In late March 2018, scientists from the National Snow and Ice Data Center (NSIDC) and NASA reported that Arctic sea ice had reached its annual maximum extent. Once again, the ice cover was well below average. The four smallest maxima in the satellite record have all occurred in the past four years, continuing a decades-long trend of shrinking ice in the Arctic Ocean and surrounding waterways.

The annual maximum and minimum ice extents for the Arctic region have become steadily smaller over the past 40 years, and the percentage of thick, multi-year ice has been shrinking considerably. This thinning and retreating ice has opened the Arctic Ocean to new opportunities, but also serious environmental concerns. Shipping traffic fits into both categories.

The map above shows the average concentration of Arctic sea ice on March 17, 2018, when it reached the annual maximum. All white-shaded areas had an ice concentration of at least 15 percent (the minimum at which satellites give a reliable measurement), and span a total area that scientists refer to as the “ice extent.” Ice cover peaked at 14.48 million square kilometers (5.59 million square miles), the second lowest maximum on record and 1.16 million square kilometers (448,000 square miles) below the 1981 to 2010 average.

The effects of declining sea ice have rippled throughout the Arctic region and the world. Plants, animals, plankton, and people are being forced to adapt to warmer summers and winters and to more open water. Atmospheric and ocean-circulation patterns are also changing, moving the jet streams and stirring up unusual weather in the high- and mid-latitudes.

The disappearing ice is also changing the shipping industry. In August 2017, a newly designed tanker with a hardened hull became the first merchant ship to sail across the Arctic Ocean without the aid of an icebreaker. The Christophe de Margerie traveled from Norway to South Korea in 19 days, nearly a week faster than the traditional trip through the Mediterranean and the Suez Canal.

It took just six months to top that feat. In February 2018, a tanker carrying liquid natural gas (the Eduard Toll) cruised through mid-winter ice cover from South Korea to Sabetta terminal (northern Russia) to France.

Russia, China, Canada, the United States, and Iceland are leading a flotilla of nations preparing for more shipping activity in the Arctic. The Northwest Passage through Canada and the Northern Sea Route, or Northeast Passage, north of Russia and Siberia are both valued because they could significantly shorten ship transit times between Asia, Europe, and North America. But scientists and environmental advocates have serious concerns about pollution, oil spills, and disturbances to marine life, among other possible impacts. Then there is the danger to the lives of sailors plying icy waters with poor navigation charts.
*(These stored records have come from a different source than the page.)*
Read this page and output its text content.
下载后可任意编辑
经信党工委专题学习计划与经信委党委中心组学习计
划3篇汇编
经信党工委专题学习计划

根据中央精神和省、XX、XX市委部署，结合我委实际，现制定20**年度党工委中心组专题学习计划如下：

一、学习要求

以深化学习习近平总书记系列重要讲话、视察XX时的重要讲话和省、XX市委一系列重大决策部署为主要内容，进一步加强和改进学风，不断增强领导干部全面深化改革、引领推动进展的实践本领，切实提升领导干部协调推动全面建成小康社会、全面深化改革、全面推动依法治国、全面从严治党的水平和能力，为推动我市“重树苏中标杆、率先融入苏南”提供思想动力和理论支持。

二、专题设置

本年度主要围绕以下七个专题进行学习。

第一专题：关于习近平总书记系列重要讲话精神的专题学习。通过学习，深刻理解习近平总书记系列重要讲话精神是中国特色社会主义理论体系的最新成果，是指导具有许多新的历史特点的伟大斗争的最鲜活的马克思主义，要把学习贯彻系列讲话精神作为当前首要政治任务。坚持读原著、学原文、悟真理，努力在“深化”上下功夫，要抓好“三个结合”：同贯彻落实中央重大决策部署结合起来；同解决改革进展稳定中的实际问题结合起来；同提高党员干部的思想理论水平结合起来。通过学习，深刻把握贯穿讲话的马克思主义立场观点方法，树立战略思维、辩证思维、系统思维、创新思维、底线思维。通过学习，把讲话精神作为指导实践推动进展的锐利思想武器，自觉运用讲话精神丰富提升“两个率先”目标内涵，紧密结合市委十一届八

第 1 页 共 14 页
Whether open Arctic water is a boon for shipping, it remains bad news for the Arctic environment as we have known it. “Arctic sea ice cover continues to be in a decreasing trend, and this is connected to the ongoing warming of the Arctic,” said Claire Parkinson, a climate scientist at NASA’s Goddard Space Flight Center. “It’s a two-way street: the warming means less ice is going to form, and more ice is going to melt. But also, because there is less ice, less of the Sun’s radiation is reflected off of Earth, and this contributes to the warming.”